IOWA CITY, Iowa (AP) — After losing four senior starters, Iowa is in the midst of a major rebuild this season. The recent performances of its freshmen suggest that those efforts might not take very long.
IOWA CITY, Iowa (AP) — After losing four senior starters, Iowa is in the midst of a major rebuild this season.
The recent performances of its freshmen suggest that those efforts might not take very long.
The Hawkeyes (5-5) have had serious struggles so far, most notably losing to Nebraska-Omaha at home. But that adversity has revealed reasons for optimism, because their freshmen have shown serious promise so far.
Newcomers Cordell Pemsl, Isaiah Moss, Jordan Bohannon and Tyler Cook have all become major contributors. Pemsl, Moss and Bohannon started in last week's upset of then-No. 25 Iowa State, and Cook (13.7 points, 5.3 rebounds per game) was a starter before a broken right finger set him back.
Iowa plays Northern Iowa (5-4) on Saturday as part of an annual doubleheader in Des Moines.
"Getting them to understand how to prepare and how to work and how to put it together (is the challenge) because from the very beginning they've been really good most of the time," Iowa coach Fran McCaffery said.
The Hawkeyes were concerned about their interior play after center Adam Woodbury's graduation. The 6-foot-8 Pemsl looks like he might be able to fix that problem.
Pemsl was somewhat overlooked during the recruiting process because of shoulder and knee injuries. But he still led Dubuque (Wahlert) Iowa in scoring and rebounding in all four of his high school seasons — and he's put up some impressive stats in his collegiate debut.
Pemsl is one of just seven Division I players in the last 20 years to hit at least 75 percent of his shots in his first 10 games, which McCaffery said is a product of advanced shot selection. Pemsl (42 of 56 shooting) also averaging 17 points a game since taking the injured Cook's spot in the starting lineup, with 4.9 rebounds and roughly a block a game as well.
"Little things that'll help my game, help me get easy and efficient shots," Pemsl said when asked about his recent scoring binge. His teammates "know that they can count on me to turn around and score or find them with a kick out."
Bohannon is the youngest of four brothers to play Division I ball, including Zach (Wisconsin) and Matt (Northern Iowa).
Although Bohannon was Iowa's Mr. Basketball in 2016, he was expected to be Iowa's backup point guard as a freshman. But like Pemsl, Bohannon jumped into the starting lineup four games ago and hasn't looked back, averaging over 13 points and 5.5 assists as a starter.
"We've all prepared ourselves to be in the position we are in right now," Bohannon said of he and his fellow freshmen. "It's hard as a freshman. Coach has been on me every day knowing I had to play right away."

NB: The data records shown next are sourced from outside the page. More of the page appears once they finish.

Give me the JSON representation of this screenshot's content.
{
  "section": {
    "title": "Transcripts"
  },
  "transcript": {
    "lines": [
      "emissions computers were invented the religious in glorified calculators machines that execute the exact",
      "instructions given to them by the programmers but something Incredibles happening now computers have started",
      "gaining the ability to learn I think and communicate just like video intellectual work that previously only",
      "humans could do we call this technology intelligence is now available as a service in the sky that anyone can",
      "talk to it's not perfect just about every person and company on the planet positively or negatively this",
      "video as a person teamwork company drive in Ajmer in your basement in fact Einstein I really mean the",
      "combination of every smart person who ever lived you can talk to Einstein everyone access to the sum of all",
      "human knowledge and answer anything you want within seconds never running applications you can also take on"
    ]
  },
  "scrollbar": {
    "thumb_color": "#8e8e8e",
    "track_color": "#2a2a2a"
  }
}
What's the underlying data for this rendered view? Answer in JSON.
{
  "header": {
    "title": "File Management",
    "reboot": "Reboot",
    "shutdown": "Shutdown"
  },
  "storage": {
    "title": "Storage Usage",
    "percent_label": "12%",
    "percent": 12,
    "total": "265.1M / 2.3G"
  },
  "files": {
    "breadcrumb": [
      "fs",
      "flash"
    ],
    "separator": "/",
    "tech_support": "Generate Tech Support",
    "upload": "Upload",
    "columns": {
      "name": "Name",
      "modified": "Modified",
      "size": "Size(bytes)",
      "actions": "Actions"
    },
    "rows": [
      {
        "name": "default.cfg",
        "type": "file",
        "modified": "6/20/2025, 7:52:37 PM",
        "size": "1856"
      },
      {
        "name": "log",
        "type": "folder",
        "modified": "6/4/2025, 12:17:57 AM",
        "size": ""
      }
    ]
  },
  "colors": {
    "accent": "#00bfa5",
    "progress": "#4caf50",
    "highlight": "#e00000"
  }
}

Moss, a 6-foot-5 guard who redshirted in 2015-16, had his breakout performance last week. He scored 35 points combined in wins over Stetson and the Cyclones to earn Big Ten freshman of the week honors.
"He's got unlimited potential because very few people that are that quick and athletic have that kind of stroke," McCaffery said. "Once he really believes he's as great as we think he should be, then he'll become that great."
McCaffery will have some serious shuffling to do when Cook, the most highly-touted recruit he ever brought to Iowa City, returns next week. And although the young Hawkeyes have had their moments so far, they'll much more likely to finish near .500 than near the top of the Big Ten.
But the four seniors they lost led the program to three straight NCAA Tournaments. If Iowa's newest core can continue to progress, they might someday match that feat.
"You've got to be patient," McCaffery said.